When French became the language of diplomacy, IIRC at the time of Napoleon, only that's when French became a language of note. That's when the "sofisticated" words like veal, venison etc. enter the English language.
But, even all that aside, my native language is Slavic. I speak both English and German, and a very little bit of French. In my limited personal view, German and English have much more in common than French and English.
Still, I stand by my assessment: while it's clear that influences are there to some of the words, it's clearly more germanic. Just as we say today that French is a romanic language and English is germanic. I see no evidence here to counter this common classification.
--James D. Nicoll
This sounds like either unfalsifiable bullshit being portrayed as scholarship, or deliberate trolling by a French guy who likes French and wants to mock English-speakers. I'd have more respect for the latter, since at least that's just making fun of a more powerful neighboring culture (a fun pastime for everyone) rather than trying to assert real facts about the world.

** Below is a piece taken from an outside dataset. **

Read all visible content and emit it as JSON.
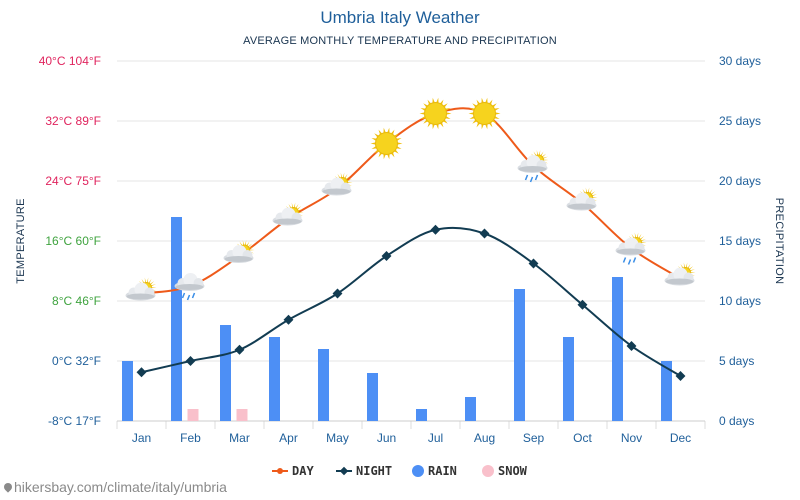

The only thing that made French and English afterwards the lingua francas of the world was the commerce/trade and innovation offered by their speakers.
We could all be using Spanish or Chinese as the lingua Franca if either of them had more influence in the world.
I sat down in a restaurant in the historic part of the city, and the menu was loaded with "apostrophe s" and "le Hamburger". I then looked at my server and said, in plain English, "My high school French teacher used to make fun of this as 'franglais'".
The server then laughed and told me, "oh, we mix English into French here all the time and don't care."
The next day I walked by a youth American football league in a city park.
Even my mother's household, which was Quebec-French speaking in the US, would say "poe-tat" instead of "pomme de terre." ("Potato" with a French accent instead of the literal "apple of the earth" word that I learned in school.)